In order to verify the necessity of this study, we do some comparative experiments to verify that the proposed algorithm is more suitable for our RSI security distribution task from different perspectives. Specifically, we selected six deep information hiding algorithms [8,11,12,20,24,35] that are close to the idea and method of the algorithm in this paper. They only completed the process of hiding pictures in pictures, without special design for RSI. Therefore, in order to make the comparison fair, we only compared some performance indicators that were tested jointly in these papers, including stego visual quality, extracted RSI visual quality, and detection resistance.

In the experiment, we replicated schemes mentioned above and tested them with the same cover and RSI. The experimental results are shown in Table 4. According to the experimental results, the proposed algorithm achieves the best visual effect and anti-YeNet analysis ability, which is mainly due to the PN and PAM module designed in this paper according to the characteristics of RSI and the addition of DN network, which is further verified in the subsequent ablation experiment.

4.6. Ablation Experiments

In our study, we incorporated the Position Attention Module (PAM) and the Perceptual Network (PN) into our Inception Network-based architecture to dynamically refine the distribution of Remote Sensing Image (RSI) data. The PN within our framework serves to enhance the embedding ability of the Encoder Network (EN) by progressively approximating the visual characteristics and distribution of the cover images, and to improve the restoration capability of the Revealing Network (RN) by ensuring the recovered images closely match the visual and semantic qualities of the RSI.

To assess the impact of the PAM and PN, we conducted an ablation study with variations to the original DIH4RSID configuration, producing three offshoots: (1) DIH4RSID-PAM-PN lacking both PAM and PN; (2) DIH4RSID-PAM without PAM, but including PN; (3) DIH4RSID-PN absent PN, but incorporating PAM. We trained the main DIH4RSID network and its variants on the same dataset and evaluated their efficacy based on image quality, extraction accuracy, visual appeal, security, and classification precision. The quantitative outcomes are presented in Table 5.

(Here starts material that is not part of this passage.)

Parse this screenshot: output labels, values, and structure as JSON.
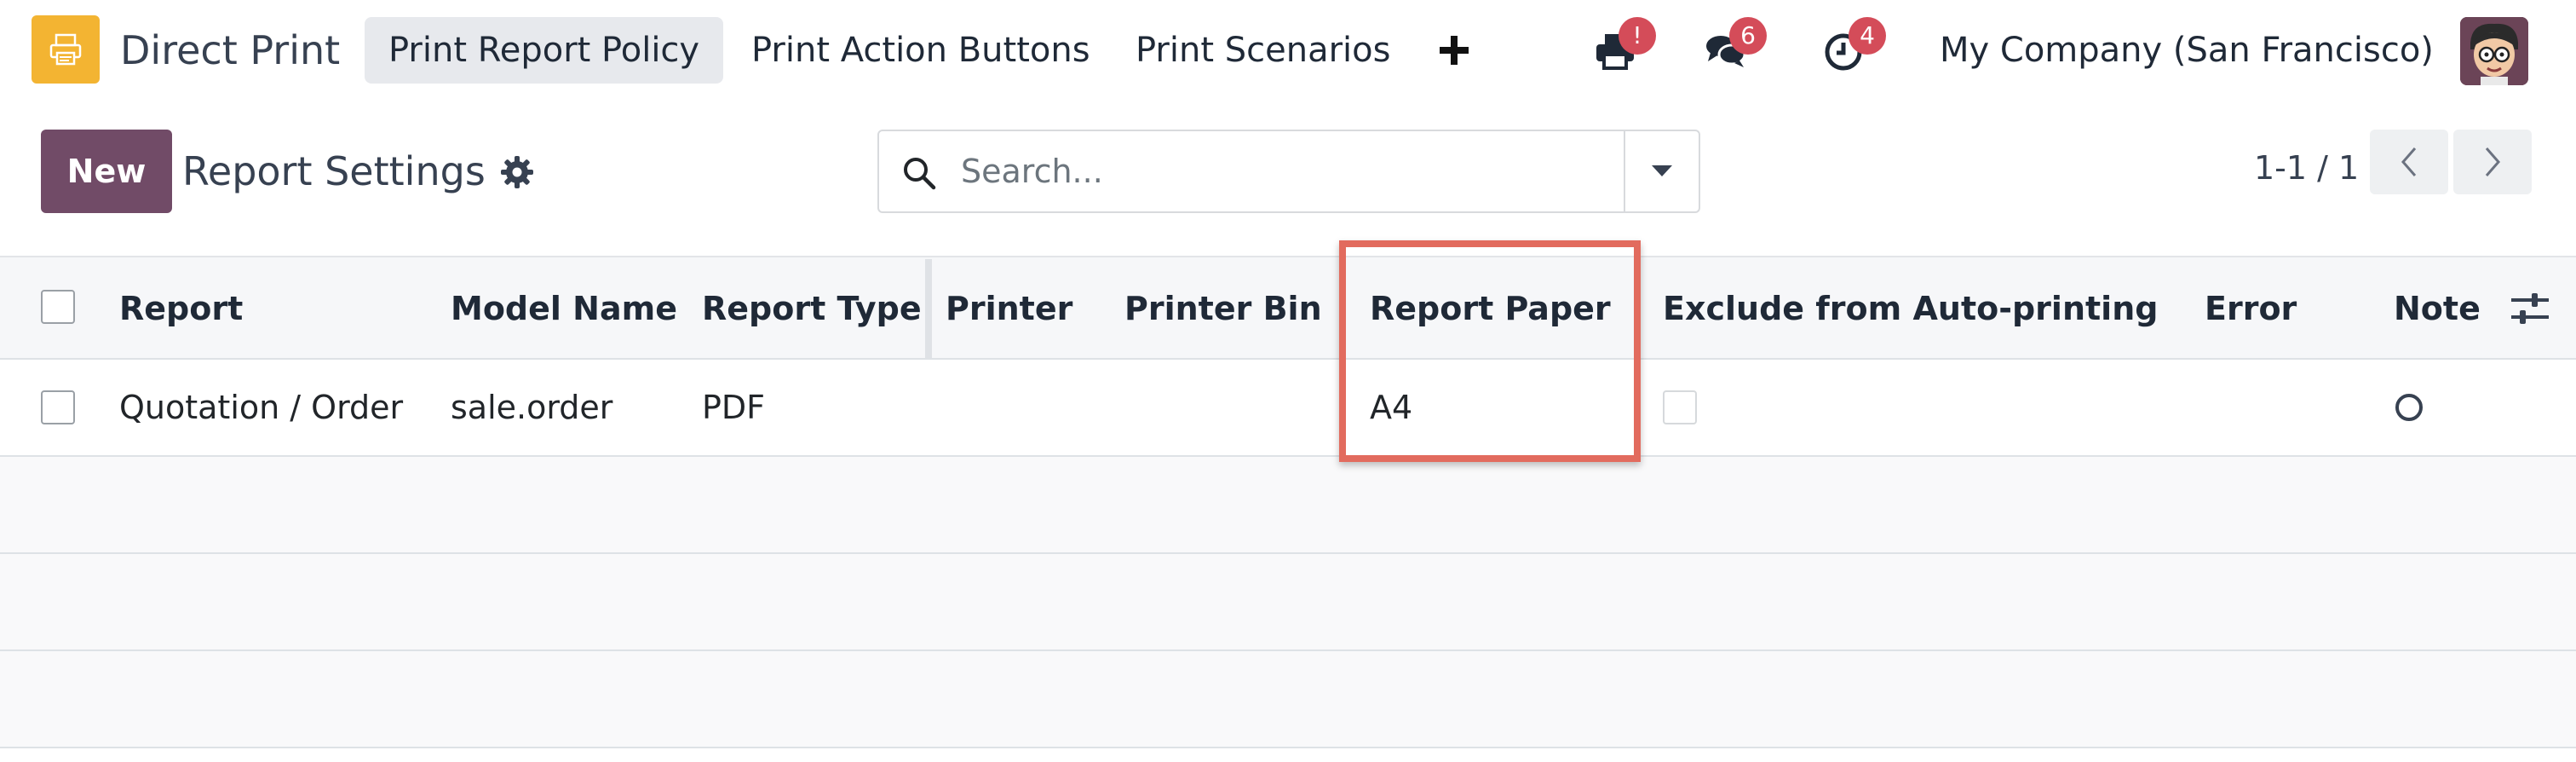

The comparison between DIH4RSID and DIH4RSID-PAM-PN clearly demonstrates the significant enhancements PAM and PN provide across all benchmarks. These components optimize feature utilization, highlighting relevant details while suppressing extraneous ones, thereby generating steganographic images with less perceptible noise. Additionally, the inclusion of PN in DIH4RSID aids in more accurate recovery of RSIs.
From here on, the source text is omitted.